Malgré le foisonnement de talents en France, un biais psychologique prédominant tend à favoriser les solutions américaines. Heureusement, des initiatives comme « Je choisis la French Tech » œuvrent à modifier cette tendance, en mettant en avant les capacités et innovations locales. Cette approche permettrait non seulement de reconnaître le potentiel intérieur, mais également de positionner les entreprises européennes comme de sérieux concurrents sur la scène mondiale de l’intelligence artificielle. Au vu de son positionnement, le principal relais marketing de Faraday est le courant de la francophonie et vise en premier lieu les pays francophones.

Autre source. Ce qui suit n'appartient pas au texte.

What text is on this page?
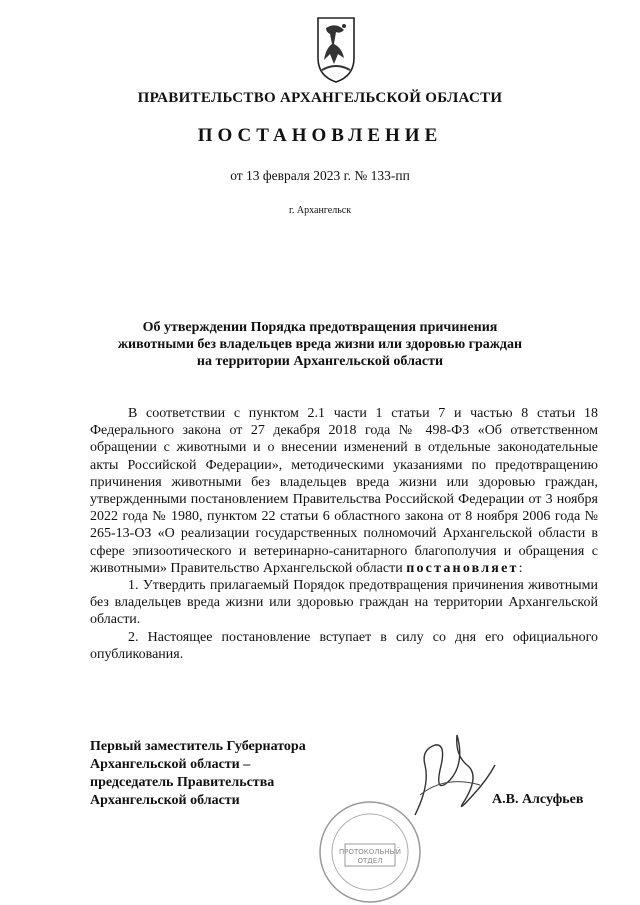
ПРАВИТЕЛЬСТВО АРХАНГЕЛЬСКОЙ ОБЛАСТИ
ПОСТАНОВЛЕНИЕ
от 13 февраля 2023 г. № 133-пп
г. Архангельск
Об утверждении Порядка предотвращения причинения
животными без владельцев вреда жизни или здоровью граждан
на территории Архангельской области

В соответствии с пунктом 2.1 части 1 статьи 7 и частью 8 статьи 18 Федерального закона от 27 декабря 2018 года № 498-ФЗ «Об ответственном обращении с животными и о внесении изменений в отдельные законодательные акты Российской Федерации», методическими указаниями по предотвращению причинения животными без владельцев вреда жизни или здоровью граждан, утвержденными постановлением Правительства Российской Федерации от 3 ноября 2022 года № 1980, пунктом 22 статьи 6 областного закона от 8 ноября 2006 года № 265-13-ОЗ «О реализации государственных полномочий Архангельской области в сфере эпизоотического и ветеринарно-санитарного благополучия и обращения с животными» Правительство Архангельской области постановляет:

1. Утвердить прилагаемый Порядок предотвращения причинения животными без владельцев вреда жизни или здоровью граждан на территории Архангельской области.

2. Настоящее постановление вступает в силу со дня его официального опубликования.

Первый заместитель Губернатора
Архангельской области –
председатель Правительства
Архангельской области	А.В. Алсуфьев
ПРОТОКОЛЬНЫЙ
ОТДЕЛ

Une coopération pouvant repenser les relations entre la France et l’Afrique 

En définitive, Faraday illustre comment tirer parti de la complexité culturelle et de la diversité des modèles d’affaires. La start-up incarne non seulement l’innovation en matière d’intelligence artificielle en France, mais ouvre également la voie à une nouvelle ère de collaboration et de compétitivité dans le domaine. Le succès de Faraday n’est pas un cas isolé, mais plutôt le signe d’un mouvement plus large au sein de l’écosystème technologique français.

C’est dans ce contexte dynamique qu’émerge l’entreprise Mistral AI ou encore le laboratoire Kyutai,  une autre initiative innovante qui apporte sa propre vision à l’IA française. Inauguré à Paris, ce premier laboratoire européen dédié à la recherche ouverte en IA, soutenu par le Groupe Iliad, le Groupe CMA CGM et Schmidt Futures, se lance avec une ambition claire : développer des modèles multimodaux avancés et repousser les frontières de l’IA. Cette ère nouvelle, marquée par l’ascension de Faraday et l’émergence de Kyutai, incarne l’aube prometteuse d’une intelligence artificielle française résolument innovante et influente, signalant un future optimiste où la France s’impose comme un acteur clé sur l’échiquier mondial de l’IA.